Berdahl and Alonso believe that women in leadership roles try and use that contradiction in their favour. Being blonde might actually help to soften the way others perceive them, especially when they take an authoritative stance as leaders are often required to do. Berdhal and Alonso tested their theory by asking 100 men to rate photos of women, both blonde and brunette, based on "attractiveness, competence, and independence."
At first the men found that the brunettes seemed more competent. But once women were paired with assertive quotes like "My staff knows who's boss," or "I don't want there to be any ambiguity about who's in charge," the blonde women suddenly rate higher. "The same woman changes her hair colour from blonde to brunette, and she's seen as a bitch," Berdahl told The Huffington Post.
Then they were given photos of blonde and brunette women paired with a quote, such as "My staff knows who's boss" or "I don't want there to be any ambiguity about who's in charge." Suddenly there were big differences, with the brunettes coming in for harsh criticism, while the blondes were rated much higher on warmth and attractiveness.
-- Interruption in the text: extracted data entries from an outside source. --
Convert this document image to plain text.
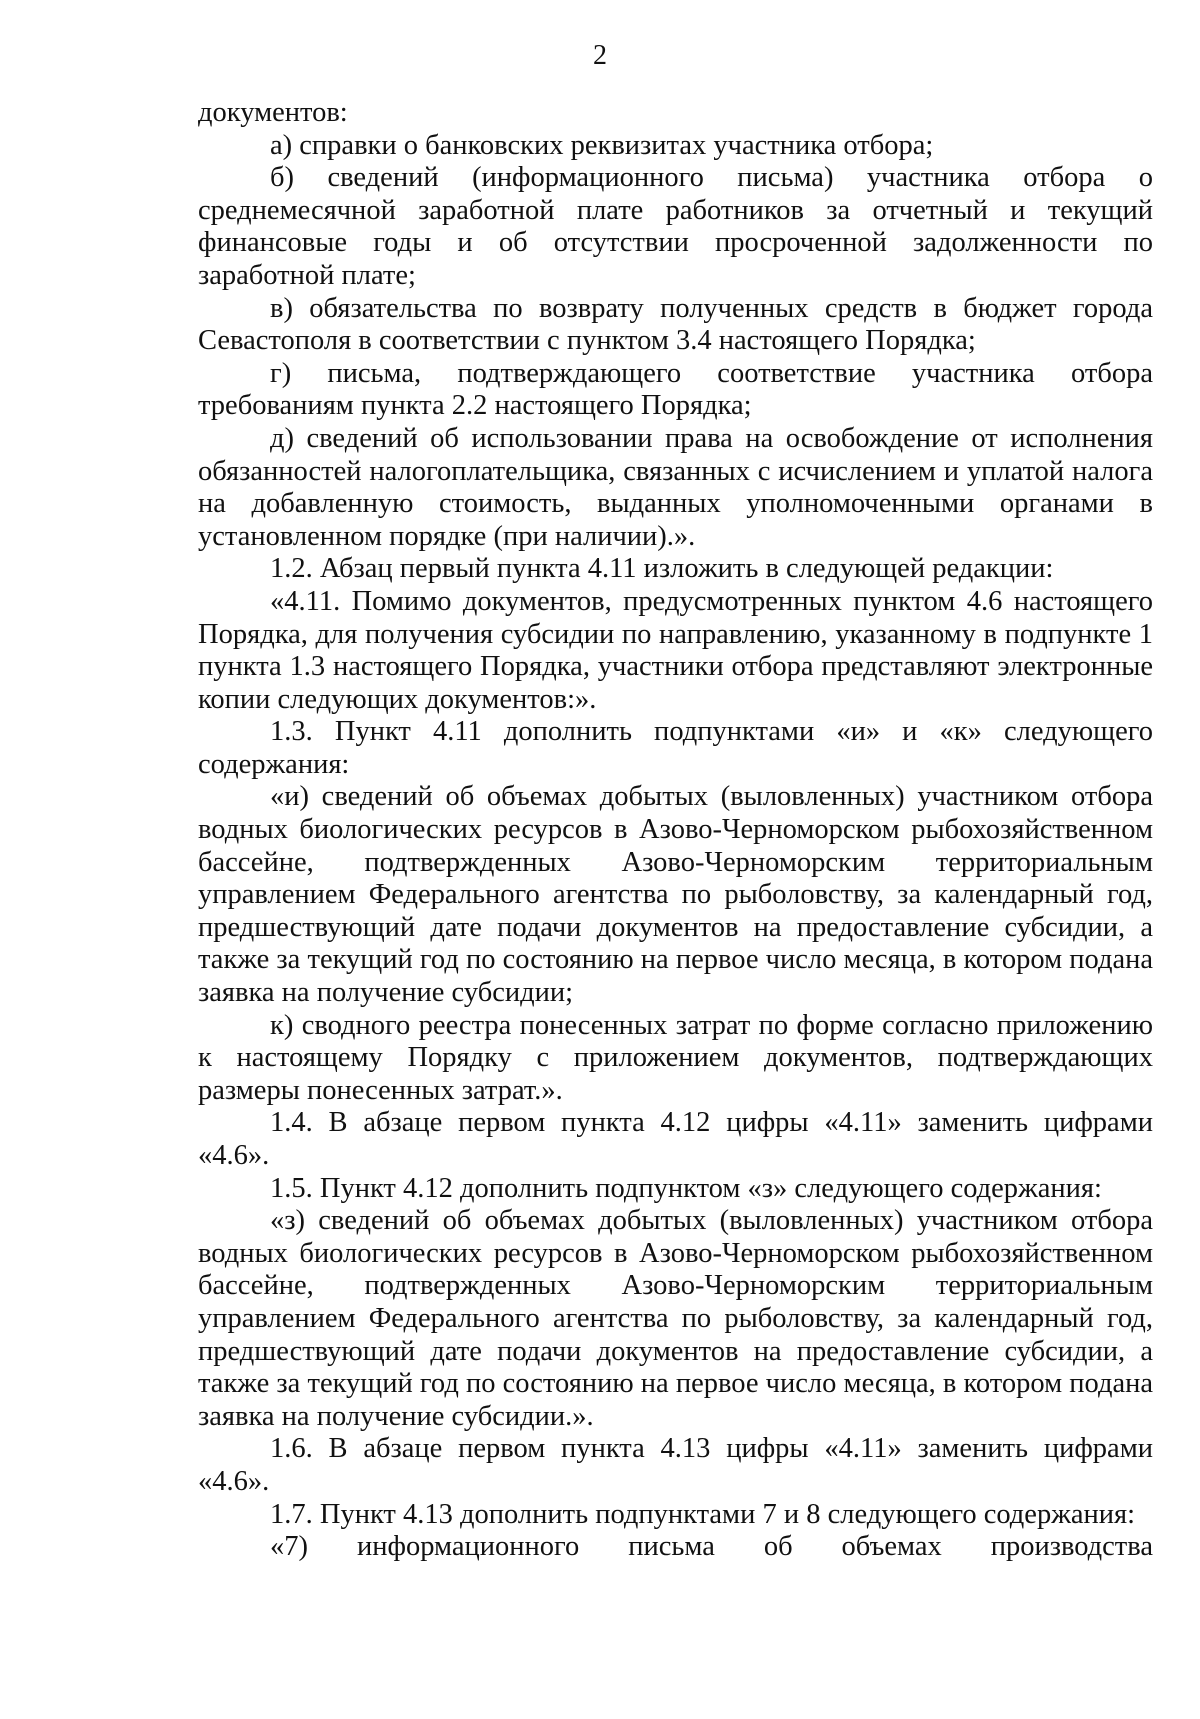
2

документов:

а) справки о банковских реквизитах участника отбора;

б) сведений (информационного письма) участника отбора о среднемесячной заработной плате работников за отчетный и текущий финансовые годы и об отсутствии просроченной задолженности по заработной плате;

в) обязательства по возврату полученных средств в бюджет города Севастополя в соответствии с пунктом 3.4 настоящего Порядка;

г) письма, подтверждающего соответствие участника отбора требованиям пункта 2.2 настоящего Порядка;

д) сведений об использовании права на освобождение от исполнения обязанностей налогоплательщика, связанных с исчислением и уплатой налога на добавленную стоимость, выданных уполномоченными органами в установленном порядке (при наличии).».

1.2. Абзац первый пункта 4.11 изложить в следующей редакции:

«4.11. Помимо документов, предусмотренных пунктом 4.6 настоящего Порядка, для получения субсидии по направлению, указанному в подпункте 1 пункта 1.3 настоящего Порядка, участники отбора представляют электронные копии следующих документов:».

1.3. Пункт 4.11 дополнить подпунктами «и» и «к» следующего содержания:

«и) сведений об объемах добытых (выловленных) участником отбора водных биологических ресурсов в Азово-Черноморском рыбохозяйственном бассейне, подтвержденных Азово-Черноморским территориальным управлением Федерального агентства по рыболовству, за календарный год, предшествующий дате подачи документов на предоставление субсидии, а также за текущий год по состоянию на первое число месяца, в котором подана заявка на получение субсидии;

к) сводного реестра понесенных затрат по форме согласно приложению к настоящему Порядку с приложением документов, подтверждающих размеры понесенных затрат.».

1.4. В абзаце первом пункта 4.12 цифры «4.11» заменить цифрами «4.6».

1.5. Пункт 4.12 дополнить подпунктом «з» следующего содержания:

«з) сведений об объемах добытых (выловленных) участником отбора водных биологических ресурсов в Азово-Черноморском рыбохозяйственном бассейне, подтвержденных Азово-Черноморским территориальным управлением Федерального агентства по рыболовству, за календарный год, предшествующий дате подачи документов на предоставление субсидии, а также за текущий год по состоянию на первое число месяца, в котором подана заявка на получение субсидии.».

1.6. В абзаце первом пункта 4.13 цифры «4.11» заменить цифрами «4.6».

1.7. Пункт 4.13 дополнить подпунктами 7 и 8 следующего содержания:

«7) информационного письма об объемах производства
As Berdahl told the Huffington Post, "The same woman changes her hair colour from blonde to brunette, and she's seen as a bitch."
Does that man women who want to be successful should dye their hair blonde? Berdahl seems to think so. "If women are choosing to dye their hair blonde, there's something strategic about the choice," she said. "If the package is feminine, disarming, and childlike, you can get away with more assertive, independent, and masculine behaviour."